Extrait de Moteur Coupez ! Mémoires d’un cinéaste singulier de Jean Rollin [Éditions Édite].
Luis Buñuel disait parfois : « Si le film est trop court, on rajoutera une scène de rêve ». Tout ce que cela implique de liberté dans la conception d’un film peut être revendiqué de différentes manières. Je peux dire, par exemple : « Si le film est trop pauvre, on rajoutera le bruit d’un train qui passe ».
Ecoutez-le. Il arrive, il passe, il s’éloigne. Peut-être même qu’à un moment il a fait entendre sa sirène. Y a-t-il quelque chose de plus évocateur ? Et pourtant, on ne l’a pas vu. Il n’existe que sur la bande-son. Et pourtant, c’est du cinéma, et le cinéma est vision.

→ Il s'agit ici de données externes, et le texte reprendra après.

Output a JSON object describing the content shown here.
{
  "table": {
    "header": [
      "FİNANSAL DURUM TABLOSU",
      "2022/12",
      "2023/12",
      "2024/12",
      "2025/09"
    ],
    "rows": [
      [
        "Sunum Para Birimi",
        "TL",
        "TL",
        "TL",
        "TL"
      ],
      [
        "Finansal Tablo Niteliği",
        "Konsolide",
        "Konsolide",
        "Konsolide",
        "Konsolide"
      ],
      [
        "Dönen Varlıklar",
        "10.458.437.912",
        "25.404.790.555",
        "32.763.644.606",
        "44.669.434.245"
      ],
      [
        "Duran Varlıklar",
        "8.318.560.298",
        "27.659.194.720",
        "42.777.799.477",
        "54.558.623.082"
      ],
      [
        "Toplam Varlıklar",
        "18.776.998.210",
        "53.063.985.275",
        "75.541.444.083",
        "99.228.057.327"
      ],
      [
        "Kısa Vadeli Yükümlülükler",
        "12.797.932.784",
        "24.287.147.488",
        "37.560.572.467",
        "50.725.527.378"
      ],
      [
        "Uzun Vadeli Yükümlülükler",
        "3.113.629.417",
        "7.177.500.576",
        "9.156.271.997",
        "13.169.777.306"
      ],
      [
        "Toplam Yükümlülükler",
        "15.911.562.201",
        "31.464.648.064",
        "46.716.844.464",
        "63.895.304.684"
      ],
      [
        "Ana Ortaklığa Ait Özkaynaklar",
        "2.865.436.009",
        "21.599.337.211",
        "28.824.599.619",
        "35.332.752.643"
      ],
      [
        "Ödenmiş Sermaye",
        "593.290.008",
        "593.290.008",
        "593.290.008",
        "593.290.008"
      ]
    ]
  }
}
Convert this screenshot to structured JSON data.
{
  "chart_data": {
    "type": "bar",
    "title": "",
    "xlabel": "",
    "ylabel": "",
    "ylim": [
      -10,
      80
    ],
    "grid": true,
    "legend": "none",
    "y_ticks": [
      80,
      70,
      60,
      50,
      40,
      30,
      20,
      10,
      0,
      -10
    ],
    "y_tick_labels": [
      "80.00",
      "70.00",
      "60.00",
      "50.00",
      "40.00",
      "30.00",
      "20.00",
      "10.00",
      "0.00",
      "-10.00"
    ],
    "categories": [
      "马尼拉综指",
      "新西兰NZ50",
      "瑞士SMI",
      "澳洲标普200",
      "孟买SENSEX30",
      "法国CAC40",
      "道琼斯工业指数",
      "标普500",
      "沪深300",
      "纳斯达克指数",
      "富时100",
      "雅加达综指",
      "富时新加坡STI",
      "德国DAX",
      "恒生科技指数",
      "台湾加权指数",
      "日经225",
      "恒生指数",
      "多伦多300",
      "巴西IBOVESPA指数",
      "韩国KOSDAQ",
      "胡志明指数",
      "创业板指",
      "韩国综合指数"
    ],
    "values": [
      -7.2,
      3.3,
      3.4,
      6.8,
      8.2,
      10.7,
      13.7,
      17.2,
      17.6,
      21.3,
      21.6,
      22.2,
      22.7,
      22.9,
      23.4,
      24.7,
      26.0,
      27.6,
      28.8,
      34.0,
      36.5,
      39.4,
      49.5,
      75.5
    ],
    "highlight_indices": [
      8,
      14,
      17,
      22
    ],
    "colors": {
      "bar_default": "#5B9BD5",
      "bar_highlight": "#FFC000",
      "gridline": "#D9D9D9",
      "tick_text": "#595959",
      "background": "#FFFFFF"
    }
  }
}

Et pourtant… On dit que la perfection n’existe pas. Et pourtant, Les yeux sans visage, année après année, demeure un film parfait. De même que Les Hauts du Hurlevent demeure un livre parfait. Pour s’en rendre compte, encore faut-il avoir le sens du cinéma, c’est-à-dire de la poésie. Je n’ai jamais été un professionnel, et les professionnels ne m’ont jamais accepté. Comme l’a écrit, à peu près, Alain-Pierre Pillet : « Jean Rollin il est à côté ». Je ne suis pas de leur monde. Je ne fais pas de carrière. J’utilise aussi bien des acteurs venus du porno que des comédiens de la Comédie-Française. Cela fait partie de ma liberté. Dans ce métier, le cinéma, chacun d’entre nous est deux. Nous sommes le saltimbanque qui agite la chaine au bout de laquelle se trouve attaché l’ours, et qui ainsi le fait danser, maladroitement, lourdement d’une patte sur l’autre. Mais nous sommes aussi l’ours qui s’agite comme il peut.
Et parfois, rarement, la danse de l’ours se fait grâce. Et même les gestes du saltimbanque pour accompagner la danse se font mouvements et non plus saccades. L’un comme l’autre, l’ours et le saltimbanque, esquissent un ballet. Ils sont attachés l’un à l’autre par une chaine, et si l’un la fait bouger alors que l’autre la subit, ils n’en sont pas moins dépendants.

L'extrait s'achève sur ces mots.